Cannot plot ppc for specific sub_groups

I have this model which seems to perform fairly well, i’d like to plot_ppc for specific sub_groups though, which i can’t figure out how to do using az.plot_ppc. How do I create a ppc plot for each sub_group?

Create mappings

subgroup_to_prodgroup = first_deliveries_df[[‘groupCode2’, ‘groupCode1’]].drop_duplicates()

Reindex using factorize indices

_, sub_groups = pd.factorize(subgroup_to_prodgroup[‘groupCode2’])
_, prod_groups = pd.factorize(subgroup_to_prodgroup[‘groupCode1’])

Create mapping: for each subgroup, which product group index

subgroup_to_prodgroup_idx = pd.Series(prod_groups).values

Factorize the product groups and subgroups first

prod_group_idx, prod_groups = pd.factorize(first_deliveries_df[‘groupCode1’])
sub_group_idx, sub_groups = pd.factorize(first_deliveries_df[‘groupCode2’])

For each sub_group, find corresponding prod_group index

subgroup_df = first_deliveries_df[[‘groupCode1’, ‘groupCode2’]].drop_duplicates()
subgroup_df[‘prod_group_idx’] = pd.factorize(subgroup_df[‘groupCode1’])[0]
subgroup_df[‘sub_group_idx’] = pd.factorize(subgroup_df[‘groupCode2’])[0]

Create an array: subgroup_idx → prod_group_idx

mapping_array = subgroup_df.sort_values(‘sub_group_idx’)[‘prod_group_idx’].values

coords = {‘sub_groups’: sub_groups, ‘prod_groups’ : prod_groups}

with pm.Model(coords=coords) as lead_times_model:
# Hyper priors
mu = pm.Normal(“mu”, mu=100, sigma=30)
sigma = pm.HalfCauchy(“sigma”, beta=30)

# Parameters for Groups
mu_group = pm.Normal('mu_group', mu=mu, sigma=30, dims="prod_groups")
sigma_group = pm.HalfCauchy('sigma_group', beta=30, dims="prod_groups")

# Parameters for Subgroups
mu_sub_group = pm.Normal('mu_sub_group', mu=mu_group[mapping_array], sigma=30, dims="sub_groups")
sigma_sub_group = pm.HalfCauchy('sigma_sub_group', beta=30, dims="sub_groups")

# Noise term
sigma_obs = pm.HalfCauchy("sigma_obs", beta=30)

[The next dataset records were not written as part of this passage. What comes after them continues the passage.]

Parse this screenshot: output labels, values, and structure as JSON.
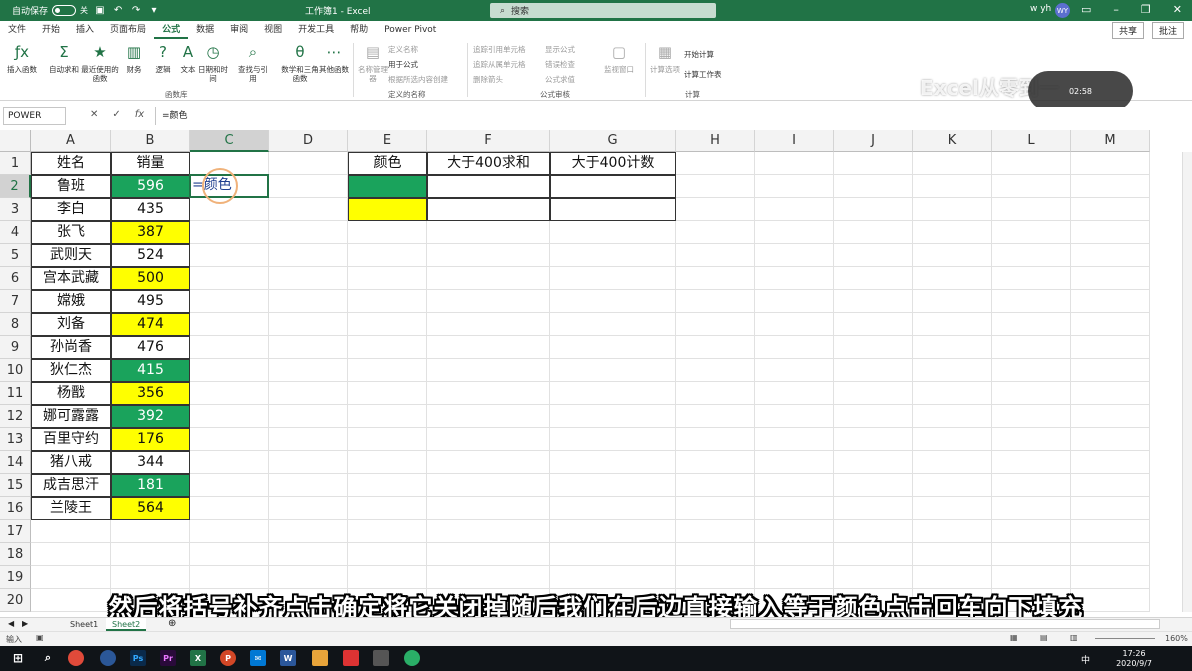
{
  "titlebar": {
    "autosave_label": "自动保存",
    "autosave_state": "关",
    "doc_title": "工作簿1 - Excel",
    "search_placeholder": "搜索",
    "user_name": "w yh",
    "user_initials": "WY"
  },
  "tabs": [
    "文件",
    "开始",
    "插入",
    "页面布局",
    "公式",
    "数据",
    "审阅",
    "视图",
    "开发工具",
    "帮助",
    "Power Pivot"
  ],
  "active_tab": "公式",
  "share_labels": {
    "share": "共享",
    "comments": "批注"
  },
  "ribbon": {
    "library_buttons": [
      {
        "label": "插入函数",
        "icon": "fx-icon"
      },
      {
        "label": "自动求和",
        "icon": "sum-icon"
      },
      {
        "label": "最近使用的函数",
        "icon": "star-icon"
      },
      {
        "label": "财务",
        "icon": "finance-icon"
      },
      {
        "label": "逻辑",
        "icon": "logic-icon"
      },
      {
        "label": "文本",
        "icon": "text-icon"
      },
      {
        "label": "日期和时间",
        "icon": "clock-icon"
      },
      {
        "label": "查找与引用",
        "icon": "lookup-icon"
      },
      {
        "label": "数学和三角函数",
        "icon": "math-icon"
      },
      {
        "label": "其他函数",
        "icon": "more-icon"
      }
    ],
    "group_library": "函数库",
    "name_manager": "名称管理器",
    "define_name": "定义名称",
    "use_in_formula": "用于公式",
    "create_from_selection": "根据所选内容创建",
    "group_names": "定义的名称",
    "trace_precedents": "追踪引用单元格",
    "trace_dependents": "追踪从属单元格",
    "remove_arrows": "删除箭头",
    "show_formulas": "显示公式",
    "error_checking": "错误检查",
    "evaluate_formula": "公式求值",
    "watch_window": "监视窗口",
    "group_auditing": "公式审核",
    "calc_options": "计算选项",
    "calc_now": "开始计算",
    "calc_sheet": "计算工作表",
    "group_calc": "计算",
    "watermark": "Excel从零到一",
    "video_time": "02:58"
  },
  "formula_bar": {
    "name_box": "POWER",
    "cancel": "✕",
    "enter": "✓",
    "fx": "fx",
    "formula": "=颜色"
  },
  "columns": [
    "A",
    "B",
    "C",
    "D",
    "E",
    "F",
    "G",
    "H",
    "I",
    "J",
    "K",
    "L",
    "M"
  ],
  "rows": [
    "1",
    "2",
    "3",
    "4",
    "5",
    "6",
    "7",
    "8",
    "9",
    "10",
    "11",
    "12",
    "13",
    "14",
    "15",
    "16",
    "17",
    "18",
    "19",
    "20"
  ],
  "table": {
    "header_name": "姓名",
    "header_sales": "销量",
    "data": [
      {
        "name": "鲁班",
        "sales": "596",
        "fill": "green"
      },
      {
        "name": "李白",
        "sales": "435",
        "fill": "none"
      },
      {
        "name": "张飞",
        "sales": "387",
        "fill": "yellow"
      },
      {
        "name": "武则天",
        "sales": "524",
        "fill": "none"
      },
      {
        "name": "宫本武藏",
        "sales": "500",
        "fill": "yellow"
      },
      {
        "name": "嫦娥",
        "sales": "495",
        "fill": "none"
      },
      {
        "name": "刘备",
        "sales": "474",
        "fill": "yellow"
      },
      {
        "name": "孙尚香",
        "sales": "476",
        "fill": "none"
      },
      {
        "name": "狄仁杰",
        "sales": "415",
        "fill": "green"
      },
      {
        "name": "杨戬",
        "sales": "356",
        "fill": "yellow"
      },
      {
        "name": "娜可露露",
        "sales": "392",
        "fill": "green"
      },
      {
        "name": "百里守约",
        "sales": "176",
        "fill": "yellow"
      },
      {
        "name": "猪八戒",
        "sales": "344",
        "fill": "none"
      },
      {
        "name": "成吉思汗",
        "sales": "181",
        "fill": "green"
      },
      {
        "name": "兰陵王",
        "sales": "564",
        "fill": "yellow"
      }
    ]
  },
  "active_cell_text": "=颜色",
  "summary": {
    "header_color": "颜色",
    "header_sum": "大于400求和",
    "header_count": "大于400计数"
  },
  "colors": {
    "green": "#1aa35c",
    "yellow": "#ffff00",
    "accent": "#217346"
  },
  "subtitle": "然后将括号补齐点击确定将它关闭掉随后我们在后边直接输入等于颜色点击回车向下填充",
  "sheets": [
    "Sheet1",
    "Sheet2"
  ],
  "active_sheet": "Sheet2",
  "status": {
    "mode": "输入",
    "zoom": "160%"
  },
  "clock": {
    "time": "17:26",
    "date": "2020/9/7"
  },
  "ime": "中"
}
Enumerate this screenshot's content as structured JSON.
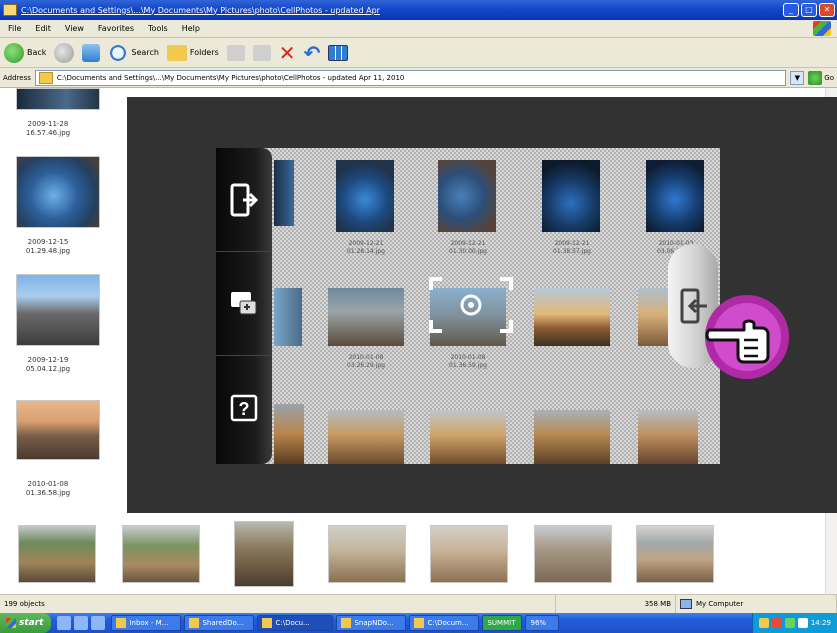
{
  "window": {
    "title": "C:\\Documents and Settings\\...\\My Documents\\My Pictures\\photo\\CellPhotos - updated Apr",
    "min": "_",
    "max": "□",
    "close": "✕"
  },
  "menu": [
    "File",
    "Edit",
    "View",
    "Favorites",
    "Tools",
    "Help"
  ],
  "toolbar": {
    "back": "Back",
    "search": "Search",
    "folders": "Folders"
  },
  "address": {
    "label": "Address",
    "value": "C:\\Documents and Settings\\...\\My Documents\\My Pictures\\photo\\CellPhotos - updated Apr 11, 2010",
    "go": "Go"
  },
  "files": [
    {
      "caption": "2009-11-28\n16.57.46.jpg"
    },
    {
      "caption": "2009-12-15\n01.29.48.jpg"
    },
    {
      "caption": "2009-12-19\n05.04.12.jpg"
    },
    {
      "caption": "2010-01-08\n01.36.58.jpg"
    }
  ],
  "stage_captions": [
    "2009-12-21\n01.28.14.jpg",
    "2009-12-21\n01.30.00.jpg",
    "2009-12-21\n01.38.57.jpg",
    "2010-01-03\n03.06.11.jpg",
    "2010-01-08\n03.26.29.jpg",
    "2010-01-08\n01.36.59.jpg"
  ],
  "overlay": {
    "left_buttons": [
      "send-to-device",
      "sync-screens",
      "help"
    ],
    "help_glyph": "?"
  },
  "status": {
    "objects": "199 objects",
    "size": "358 MB",
    "location": "My Computer"
  },
  "taskbar": {
    "start": "start",
    "tasks": [
      "Inbox - M...",
      "SharedDo...",
      "C:\\Docu...",
      "SnapNDo...",
      "C:\\Docum...",
      "SUMMIT",
      "96%"
    ],
    "clock": "14:29"
  }
}
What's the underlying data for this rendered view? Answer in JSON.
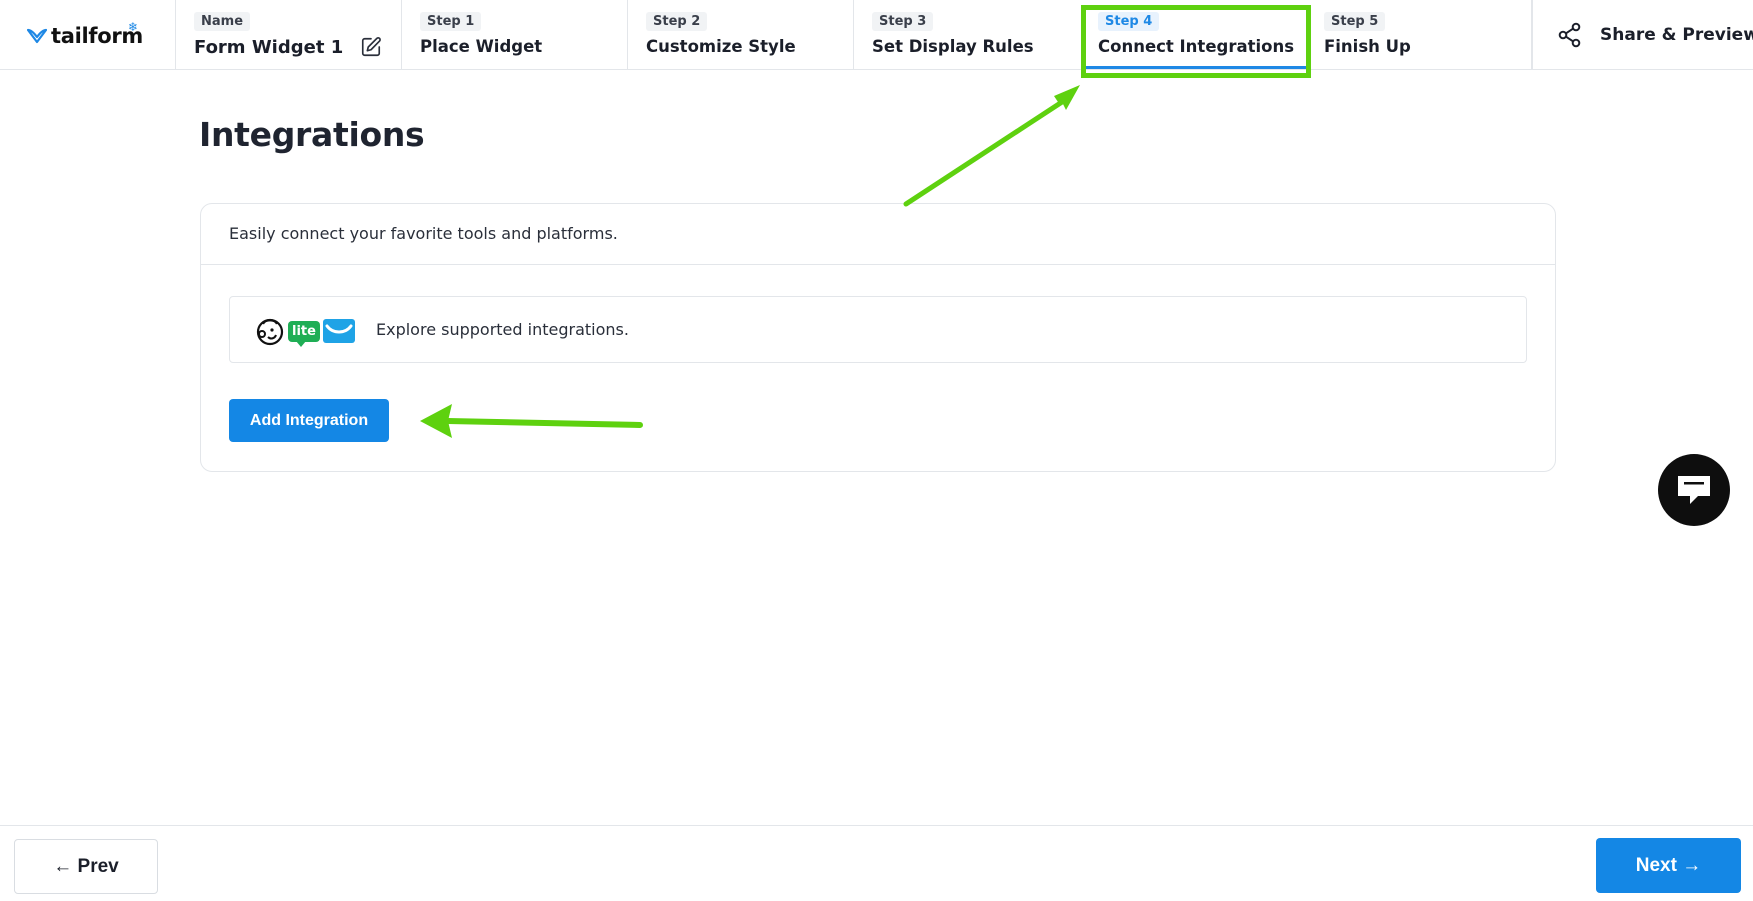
{
  "brand": {
    "name": "tailform",
    "accent": "#1e88e5",
    "highlight": "#5ed10f"
  },
  "header": {
    "name": {
      "label": "Name",
      "value": "Form Widget 1"
    },
    "steps": [
      {
        "label": "Step 1",
        "title": "Place Widget"
      },
      {
        "label": "Step 2",
        "title": "Customize Style"
      },
      {
        "label": "Step 3",
        "title": "Set Display Rules"
      },
      {
        "label": "Step 4",
        "title": "Connect Integrations",
        "active": true
      },
      {
        "label": "Step 5",
        "title": "Finish Up"
      }
    ],
    "share_label": "Share & Preview"
  },
  "main": {
    "title": "Integrations",
    "card": {
      "description": "Easily connect your favorite tools and platforms.",
      "explore": {
        "logos": [
          "mailchimp-logo",
          "mailerlite-logo",
          "getresponse-logo"
        ],
        "lite_badge": "lite",
        "text": "Explore supported integrations."
      },
      "add_button": "Add Integration"
    }
  },
  "footer": {
    "prev_label": "← Prev",
    "next_label": "Next →"
  }
}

mu_exp = pm.Deterministic('mu_exp', pm.math.exp(mu_sub_group), dims="sub_groups")

# Likelihood
lead_time_obs = pm.LogNormal(
    "lead_time_obs", 
    mu=mu_sub_group[sub_group_idx], 
    sigma=sigma_obs,
    observed=first_deliveries_df['actualLeadTimeDays'].values
)

# Sampling
idata_lt = pm.sample(return_inferencedata=True)
idata_lt.extend(pm.sample_posterior_predictive(idata_lt))

Look at the third-last and second-last charts here: arviz.plot_ppc — ArviZ dev documentation. You have to use the index from constant data, and flatten.

thanks @zweli

So this should work?

obs_sub_group = idata_lt.posterior[“sub_groups”][idata_lt.constant_data[“sub_group_idx”]]
idata_lt = idata_lt.assign_coords(obs_id=obs_sub_group, groups=“observed_vars”)
az.plot_ppc(idata_lt, coords={‘obs_id’: [‘1107’, ‘1110’]}, flatten=)

Cause i get the error
AttributeError: ‘InferenceData’ object has no attribute ‘constant_data’